Lexipedia

Sommaruga Carlo · Ständerat · 2020-09-21

Sommaruga Carlo · Ständerat · Genf · Sozialdemokratische Fraktion · 2020-09-21

Wortprotokoll

Je partage complètement les préoccupations exprimées par nos collègues Hegglin et Knecht. En effet, j'avais été, à l'époque, sensibilisé par les boulangers genevois quant à la situation de l'ensemble des boulangers suisses face à la concurrence étrangère et à la vente du pain d'origine étrangère et produit à l'étranger. J'ai donc déposé, lors de la session d'automne 2019, une motion, alors que j'étais encore conseiller national, pour défendre la production de pain suisse, à savoir le pain fait en Suisse avec des céréales suisses. Je proposais, par cette motion, l'introduction d'un label pour ce pain exclusivement suisse, un peu dans le sens de ce qui vient d'être introduit en France, avec le label "Boulanger de France" qui a été mis en vigueur en janvier de cette année.

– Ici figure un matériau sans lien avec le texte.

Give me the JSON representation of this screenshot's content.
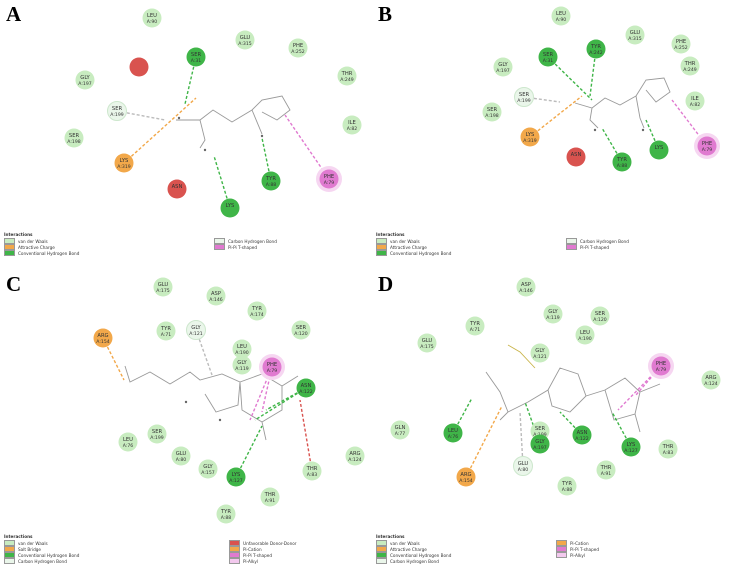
{
  "colors": {
    "vdw": "#c8ecc0",
    "hbond": "#3fb548",
    "attractive": "#f2a84a",
    "unfavorable": "#d9534f",
    "pipi": "#e07ad0",
    "pialkyl": "#f3c9ee",
    "carbon_h": "#eaf6ea",
    "salt_bridge": "#f2a84a",
    "pi_cation": "#f2a84a"
  },
  "panels": [
    {
      "letter": "A",
      "legend_title": "Interactions",
      "legend_left": [
        {
          "label": "van der Waals",
          "color": "#c8ecc0"
        },
        {
          "label": "Attractive Charge",
          "color": "#f2a84a"
        },
        {
          "label": "Conventional Hydrogen Bond",
          "color": "#3fb548"
        }
      ],
      "legend_right": [
        {
          "label": "Carbon Hydrogen Bond",
          "color": "#eaf6ea"
        },
        {
          "label": "Pi-Pi T-shaped",
          "color": "#e07ad0"
        }
      ],
      "residues": [
        {
          "name": "LEU",
          "num": "A:90",
          "type": "vdw"
        },
        {
          "name": "GLU",
          "num": "A:315",
          "type": "vdw"
        },
        {
          "name": "PHE",
          "num": "A:252",
          "type": "vdw"
        },
        {
          "name": "SER",
          "num": "A:31",
          "type": "hbond"
        },
        {
          "name": "",
          "num": "",
          "type": "unfavorable"
        },
        {
          "name": "GLY",
          "num": "A:197",
          "type": "vdw"
        },
        {
          "name": "THR",
          "num": "A:249",
          "type": "vdw"
        },
        {
          "name": "SER",
          "num": "A:199",
          "type": "carbon_h"
        },
        {
          "name": "ILE",
          "num": "A:82",
          "type": "vdw"
        },
        {
          "name": "SER",
          "num": "A:198",
          "type": "vdw"
        },
        {
          "name": "LYS",
          "num": "A:319",
          "type": "attractive"
        },
        {
          "name": "TYR",
          "num": "A:88",
          "type": "hbond"
        },
        {
          "name": "PHE",
          "num": "A:79",
          "type": "pipi"
        },
        {
          "name": "ASN",
          "num": "",
          "type": "unfavorable"
        },
        {
          "name": "LYS",
          "num": "",
          "type": "hbond"
        }
      ]
    },
    {
      "letter": "B",
      "legend_title": "Interactions",
      "legend_left": [
        {
          "label": "van der Waals",
          "color": "#c8ecc0"
        },
        {
          "label": "Attractive Charge",
          "color": "#f2a84a"
        },
        {
          "label": "Conventional Hydrogen Bond",
          "color": "#3fb548"
        }
      ],
      "legend_right": [
        {
          "label": "Carbon Hydrogen Bond",
          "color": "#eaf6ea"
        },
        {
          "label": "Pi-Pi T-shaped",
          "color": "#e07ad0"
        }
      ],
      "residues": [
        {
          "name": "LEU",
          "num": "A:90",
          "type": "vdw"
        },
        {
          "name": "SER",
          "num": "A:31",
          "type": "hbond"
        },
        {
          "name": "TYR",
          "num": "A:242",
          "type": "hbond"
        },
        {
          "name": "GLU",
          "num": "A:315",
          "type": "vdw"
        },
        {
          "name": "PHE",
          "num": "A:252",
          "type": "vdw"
        },
        {
          "name": "GLY",
          "num": "A:197",
          "type": "vdw"
        },
        {
          "name": "THR",
          "num": "A:249",
          "type": "vdw"
        },
        {
          "name": "SER",
          "num": "A:199",
          "type": "carbon_h"
        },
        {
          "name": "ILE",
          "num": "A:82",
          "type": "vdw"
        },
        {
          "name": "SER",
          "num": "A:198",
          "type": "vdw"
        },
        {
          "name": "LYS",
          "num": "A:319",
          "type": "attractive"
        },
        {
          "name": "ASN",
          "num": "",
          "type": "unfavorable"
        },
        {
          "name": "TYR",
          "num": "A:88",
          "type": "hbond"
        },
        {
          "name": "PHE",
          "num": "A:79",
          "type": "pipi"
        },
        {
          "name": "LYS",
          "num": "",
          "type": "hbond"
        }
      ]
    },
    {
      "letter": "C",
      "legend_title": "Interactions",
      "legend_left": [
        {
          "label": "van der Waals",
          "color": "#c8ecc0"
        },
        {
          "label": "Salt Bridge",
          "color": "#f2a84a"
        },
        {
          "label": "Conventional Hydrogen Bond",
          "color": "#3fb548"
        },
        {
          "label": "Carbon Hydrogen Bond",
          "color": "#eaf6ea"
        }
      ],
      "legend_right": [
        {
          "label": "Unfavorable Donor-Donor",
          "color": "#d9534f"
        },
        {
          "label": "Pi-Cation",
          "color": "#f2a84a"
        },
        {
          "label": "Pi-Pi T-shaped",
          "color": "#e07ad0"
        },
        {
          "label": "Pi-Alkyl",
          "color": "#f3c9ee"
        }
      ],
      "residues": [
        {
          "name": "GLU",
          "num": "A:175",
          "type": "vdw"
        },
        {
          "name": "ASP",
          "num": "A:146",
          "type": "vdw"
        },
        {
          "name": "TYR",
          "num": "A:174",
          "type": "vdw"
        },
        {
          "name": "ARG",
          "num": "A:154",
          "type": "attractive"
        },
        {
          "name": "TYR",
          "num": "A:71",
          "type": "vdw"
        },
        {
          "name": "GLY",
          "num": "A:121",
          "type": "carbon_h"
        },
        {
          "name": "SER",
          "num": "A:120",
          "type": "vdw"
        },
        {
          "name": "LEU",
          "num": "A:190",
          "type": "vdw"
        },
        {
          "name": "GLY",
          "num": "A:119",
          "type": "vdw"
        },
        {
          "name": "PHE",
          "num": "A:79",
          "type": "pipi"
        },
        {
          "name": "ASN",
          "num": "A:122",
          "type": "hbond"
        },
        {
          "name": "LEU",
          "num": "A:76",
          "type": "vdw"
        },
        {
          "name": "SER",
          "num": "A:199",
          "type": "vdw"
        },
        {
          "name": "GLU",
          "num": "A:80",
          "type": "vdw"
        },
        {
          "name": "GLY",
          "num": "A:157",
          "type": "vdw"
        },
        {
          "name": "LYS",
          "num": "A:127",
          "type": "hbond"
        },
        {
          "name": "THR",
          "num": "A:83",
          "type": "vdw"
        },
        {
          "name": "ARG",
          "num": "A:124",
          "type": "vdw"
        },
        {
          "name": "THR",
          "num": "A:91",
          "type": "vdw"
        },
        {
          "name": "TYR",
          "num": "A:88",
          "type": "vdw"
        }
      ]
    },
    {
      "letter": "D",
      "legend_title": "Interactions",
      "legend_left": [
        {
          "label": "van der Waals",
          "color": "#c8ecc0"
        },
        {
          "label": "Attractive Charge",
          "color": "#f2a84a"
        },
        {
          "label": "Conventional Hydrogen Bond",
          "color": "#3fb548"
        },
        {
          "label": "Carbon Hydrogen Bond",
          "color": "#eaf6ea"
        }
      ],
      "legend_right": [
        {
          "label": "Pi-Cation",
          "color": "#f2a84a"
        },
        {
          "label": "Pi-Pi T-shaped",
          "color": "#e07ad0"
        },
        {
          "label": "Pi-Alkyl",
          "color": "#f3c9ee"
        }
      ],
      "residues": [
        {
          "name": "ASP",
          "num": "A:146",
          "type": "vdw"
        },
        {
          "name": "TYR",
          "num": "A:71",
          "type": "vdw"
        },
        {
          "name": "GLY",
          "num": "A:119",
          "type": "vdw"
        },
        {
          "name": "SER",
          "num": "A:120",
          "type": "vdw"
        },
        {
          "name": "GLU",
          "num": "A:175",
          "type": "vdw"
        },
        {
          "name": "LEU",
          "num": "A:190",
          "type": "vdw"
        },
        {
          "name": "GLY",
          "num": "A:121",
          "type": "vdw"
        },
        {
          "name": "PHE",
          "num": "A:79",
          "type": "pipi"
        },
        {
          "name": "ARG",
          "num": "A:124",
          "type": "vdw"
        },
        {
          "name": "GLN",
          "num": "A:77",
          "type": "vdw"
        },
        {
          "name": "LEU",
          "num": "A:76",
          "type": "hbond"
        },
        {
          "name": "SER",
          "num": "A:199",
          "type": "vdw"
        },
        {
          "name": "GLY",
          "num": "A:197",
          "type": "hbond"
        },
        {
          "name": "ASN",
          "num": "A:122",
          "type": "hbond"
        },
        {
          "name": "LYS",
          "num": "A:127",
          "type": "hbond"
        },
        {
          "name": "THR",
          "num": "A:83",
          "type": "vdw"
        },
        {
          "name": "ARG",
          "num": "A:154",
          "type": "attractive"
        },
        {
          "name": "GLU",
          "num": "A:80",
          "type": "carbon_h"
        },
        {
          "name": "THR",
          "num": "A:91",
          "type": "vdw"
        },
        {
          "name": "TYR",
          "num": "A:88",
          "type": "vdw"
        }
      ]
    }
  ]
}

Nos collègues, que ce soit M. Hegglin ou M. Knecht, ont indiqué la nécessaire protection des boulangers suisses et de leur savoir-faire contre l'insoutenable concurrence, notamment en raison de la production industrielle qui nous provient de l'étranger. Ils ont donc souhaité prendre le problème par l'autre côté, à savoir par l'indication du pays d'origine de production du pain, alors que moi je proposais quelque chose pour indiquer quel était le pain suisse.

Je me réjouis donc que la commission, tout en rejetant la motion Hegglin Peter qui a été entre-temps retirée, propose dans sa motion la reprise de l'exigence d'indication visiblement écrite quant au pays de production du pain mis en vente en Suisse. Cela permettra, j'en suis certain, d'amener à réfléchir, au moment de l'achat du pain, et de prendre conscience qu'il est important de soutenir la production de pain local plutôt que de pain importé.

Comme je le mentionnais dans le développement de ma motion, chaque année en Suisse, une soixantaine de boulangeries, tenues par des petits patrons indépendants, mettent la clé sous le paillasson. Selon un mot d'un commentateur, c'est l'érosion silencieuse d'un monde et d'un savoir-faire. En effet, les artisans boulangers sont mis sous pression par la grande distribution, par les stations-services et surtout par les importations toujours plus importantes de produits finis surgelés de certains pays de l'Est européen. La possibilité pour les distributeurs de pain de se fournir à bas prix dans certains pays comme la Pologne ou la Roumanie a cassé le marché local. Par exemple, les croissants produits dans ces pays peuvent être commandés au prix de 11 centimes, alors que les coûts de production en Suisse sont supérieurs à 1 franc. Les produits à des prix très bas sont importés par camion ou même par avion avec un bilan CO2 catastrophique. Cela se fait sans que les consommatrices et les consommateurs ne soient informés de manière détaillée. Ces consommatrices et consommateurs sont trompés d'ailleurs par l'odeur de la cuisson du pain flottant dans les lieux de vente, pensant que ce qui cuit dans le four est un produit local, alors que c'est un produit enfourné congelé, ayant parcouru plus de 1000 kilomètres avant d'arriver chez la consommatrice ou le consommateur.

Si, aujourd'hui, il n'est pas possible de remettre en cause les importations en raison des accords de l'OMC ou de ceux nous liant à l'Union européenne, il faut une transparence totale pour favoriser le choix responsable des consommatrices et des consommateurs en faveur du pain produit localement, permettant le maintien de l'emploi, du savoir-faire et la réduction de l'impact négatif sur l'environnement.

Je vous invite donc à adopter la motion de la commission.